Here are two common objections to AI:

  1. AI systems need ridiculous amounts of training data, compared to humans, eg 1M games of chess or 1B images or 1T words.

  2. AI systems are only good at narrow tasks, not at general tasks, as humans are.

Actually, objection 2 is false (in a specific sense which I will explain). Our current systems are too general because they learn things human cannot learn, and that causes objection 1. But I’ll argue that this ability to learn things we cannot learn turns out to be useful after all.


A ConvNet can learn visual patterns that humans cannot: it is broader, in this sense, than we are. That is one of the reasons we want to use ConvNets for tasks like medical diagnosis. That is also the source of adversarial examples. How did humans come to be narrower in this sense? Most of the vision system is hard-coded. Evolution “knows” what universe the new human will live in, and has pre-designed a lot of hardware for it. The new human has relatively little to learn. So fewer than 1B images are needed. (Also, every time we see something, we also see many augmentations of it, which both gives us a larger training set than we initially think, and gives us robustness to adversarial examples – but let’s leave that aside for now.) If we really do want a ConvNet that can itself learn from fewer images as humans do, we could create a narrower prior than a ConvNet has – either by hand, or by learning the prior as evolution did, using many more than 1B images.

In “Priorless Recurrent Networks Learn Curiously”, Mitchell and Bowers (cited recently by Chomsky et al) show that LLMs can learn languages that would never arise as human languages. An example is that “colorless green ideas sleep furiously” is grammatical, but the reversal “furiously sleep ideas green colorless” is not. But LLMs can learn a language where that is legal. This is another case of the AI being too broad, not too narrow.

For Chomsky this is a shortcoming of the LLM, because it shows that an LLM doesn’t conform to a theoretical model of human language, universal grammar (UG). That’s true, but not important for most purposes. It’s obvious that this will happen because the networks we use – LSTMs, Transformers, whatever – don’t enforce a UG structure. And there are lots of formal languages and pseudo-languages in the training data, and even lots of reversed sentences, so the LLM has to learn to predict tokens in them. It still seems to do a good job of writing grammatically in English.

But what is important is that the theory of universal grammar refers to sentence structure only, and an LLM is not only learning sentence structure. It has to learn other, more abstract structures as well.

For example, the LLM has to learn the sequential structure of an argument: “Premise 1, therefore Lemma 2, therefore Lemma 3, therefore Conclusion 4”. And a high-quality LLM needs to be able to reverse such an argument, just as any human could: “Conclusion 4 is true, because Lemma 3, because Lemma 2, because Premise 1.” This reversal at the level of abstract argument structure is perfectly legal and definitely useful to learn. Whereas, as we saw, a reversal at the level of sentence structure is not grammatical in any language. (Some individual sentences can be reversed, in some languages, but it is never a general rule, whereas the reversal of the argument above is.)

The reversal of a sequential argument is just one example. More generally, I think that there are no structures in our abstract arguments which are ruled out on UG-like grounds.
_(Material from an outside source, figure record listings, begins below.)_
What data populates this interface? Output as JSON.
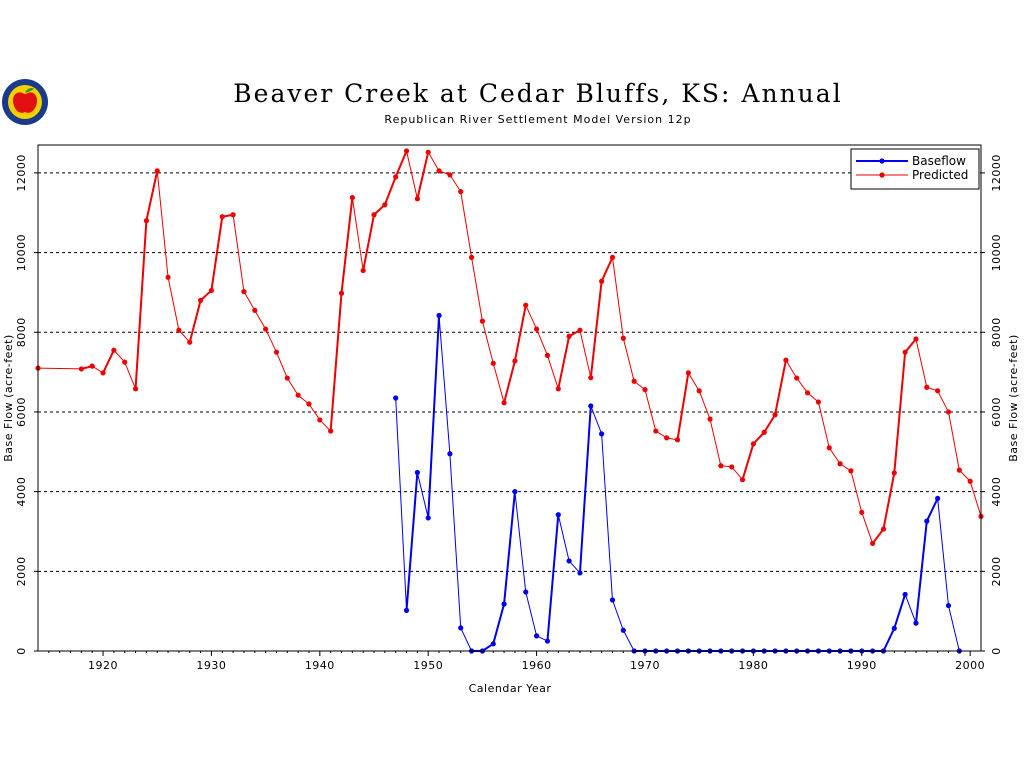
{
  "logo": {
    "icon": "apple-logo-icon",
    "colors": {
      "ring": "#1a3a8a",
      "fill": "#f5d000",
      "apple": "#e01010",
      "leaf": "#2a9a2a"
    }
  },
  "colors": {
    "baseflow": "#0000ee",
    "predicted": "#ee0000",
    "grid": "#000000"
  },
  "chart_data": {
    "type": "line",
    "title": "Beaver Creek at Cedar Bluffs, KS: Annual",
    "subtitle": "Republican River Settlement Model Version 12p",
    "xlabel": "Calendar Year",
    "ylabel": "Base Flow (acre-feet)",
    "ylabel_right": "Base Flow (acre-feet)",
    "xlim": [
      1914,
      2001
    ],
    "ylim": [
      0,
      12700
    ],
    "x_ticks": [
      1920,
      1930,
      1940,
      1950,
      1960,
      1970,
      1980,
      1990,
      2000
    ],
    "y_ticks": [
      0,
      2000,
      4000,
      6000,
      8000,
      10000,
      12000
    ],
    "grid": "horizontal-dashed",
    "legend_position": "top-right",
    "series": [
      {
        "name": "Baseflow",
        "color": "#0000ee",
        "x": [
          1947,
          1948,
          1949,
          1950,
          1951,
          1952,
          1953,
          1954,
          1955,
          1956,
          1957,
          1958,
          1959,
          1960,
          1961,
          1962,
          1963,
          1964,
          1965,
          1966,
          1967,
          1968,
          1969,
          1970,
          1971,
          1972,
          1973,
          1974,
          1975,
          1976,
          1977,
          1978,
          1979,
          1980,
          1981,
          1982,
          1983,
          1984,
          1985,
          1986,
          1987,
          1988,
          1989,
          1990,
          1991,
          1992,
          1993,
          1994,
          1995,
          1996,
          1997,
          1998,
          1999
        ],
        "values": [
          6350,
          1020,
          4480,
          3340,
          8420,
          4950,
          580,
          0,
          0,
          180,
          1180,
          4000,
          1480,
          380,
          250,
          3420,
          2260,
          1960,
          6150,
          5450,
          1280,
          520,
          0,
          0,
          0,
          0,
          0,
          0,
          0,
          0,
          0,
          0,
          0,
          0,
          0,
          0,
          0,
          0,
          0,
          0,
          0,
          0,
          0,
          0,
          0,
          0,
          570,
          1420,
          700,
          3260,
          3830,
          1140,
          0
        ]
      },
      {
        "name": "Predicted",
        "color": "#ee0000",
        "x": [
          1914,
          1918,
          1919,
          1920,
          1921,
          1922,
          1923,
          1924,
          1925,
          1926,
          1927,
          1928,
          1929,
          1930,
          1931,
          1932,
          1933,
          1934,
          1935,
          1936,
          1937,
          1938,
          1939,
          1940,
          1941,
          1942,
          1943,
          1944,
          1945,
          1946,
          1947,
          1948,
          1949,
          1950,
          1951,
          1952,
          1953,
          1954,
          1955,
          1956,
          1957,
          1958,
          1959,
          1960,
          1961,
          1962,
          1963,
          1964,
          1965,
          1966,
          1967,
          1968,
          1969,
          1970,
          1971,
          1972,
          1973,
          1974,
          1975,
          1976,
          1977,
          1978,
          1979,
          1980,
          1981,
          1982,
          1983,
          1984,
          1985,
          1986,
          1987,
          1988,
          1989,
          1990,
          1991,
          1992,
          1993,
          1994,
          1995,
          1996,
          1997,
          1998,
          1999,
          2000,
          2001
        ],
        "values": [
          7100,
          7080,
          7150,
          6980,
          7550,
          7250,
          6580,
          10800,
          12050,
          9380,
          8050,
          7750,
          8800,
          9050,
          10900,
          10950,
          9020,
          8550,
          8080,
          7500,
          6850,
          6420,
          6200,
          5800,
          5520,
          8980,
          11380,
          9550,
          10950,
          11200,
          11900,
          12550,
          11350,
          12520,
          12050,
          11950,
          11530,
          9880,
          8280,
          7220,
          6230,
          7280,
          8680,
          8080,
          7420,
          6580,
          7900,
          8050,
          6860,
          9280,
          9880,
          7850,
          6770,
          6560,
          5520,
          5350,
          5300,
          6980,
          6530,
          5820,
          4650,
          4620,
          4300,
          5200,
          5490,
          5930,
          7300,
          6850,
          6480,
          6250,
          5100,
          4700,
          4520,
          3480,
          2700,
          3060,
          4470,
          7500,
          7830,
          6620,
          6530,
          6000,
          4540,
          4260,
          3380
        ]
      }
    ]
  }
}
If there were, it would be a hole in our thinking – analogous to being less than Turing-complete. I don’t mean that such a hole is impossible in principle, but rather that if such a hole existed, we would fill it.

This has an important consequence for the design of LLMs! If we try to build in a narrower prior to push LLMs to conform to UG, this could work against their ability to use abstract argument structures which don’t have to conform to universal grammar at all. Remember that early layers, eg in a Transformer, deal with words, and later layers deal with something more abstract, and all are implemented with the same mechanism!

So: current AI systems are actually broader than humans, not narrower – but being broad is a good thing after all.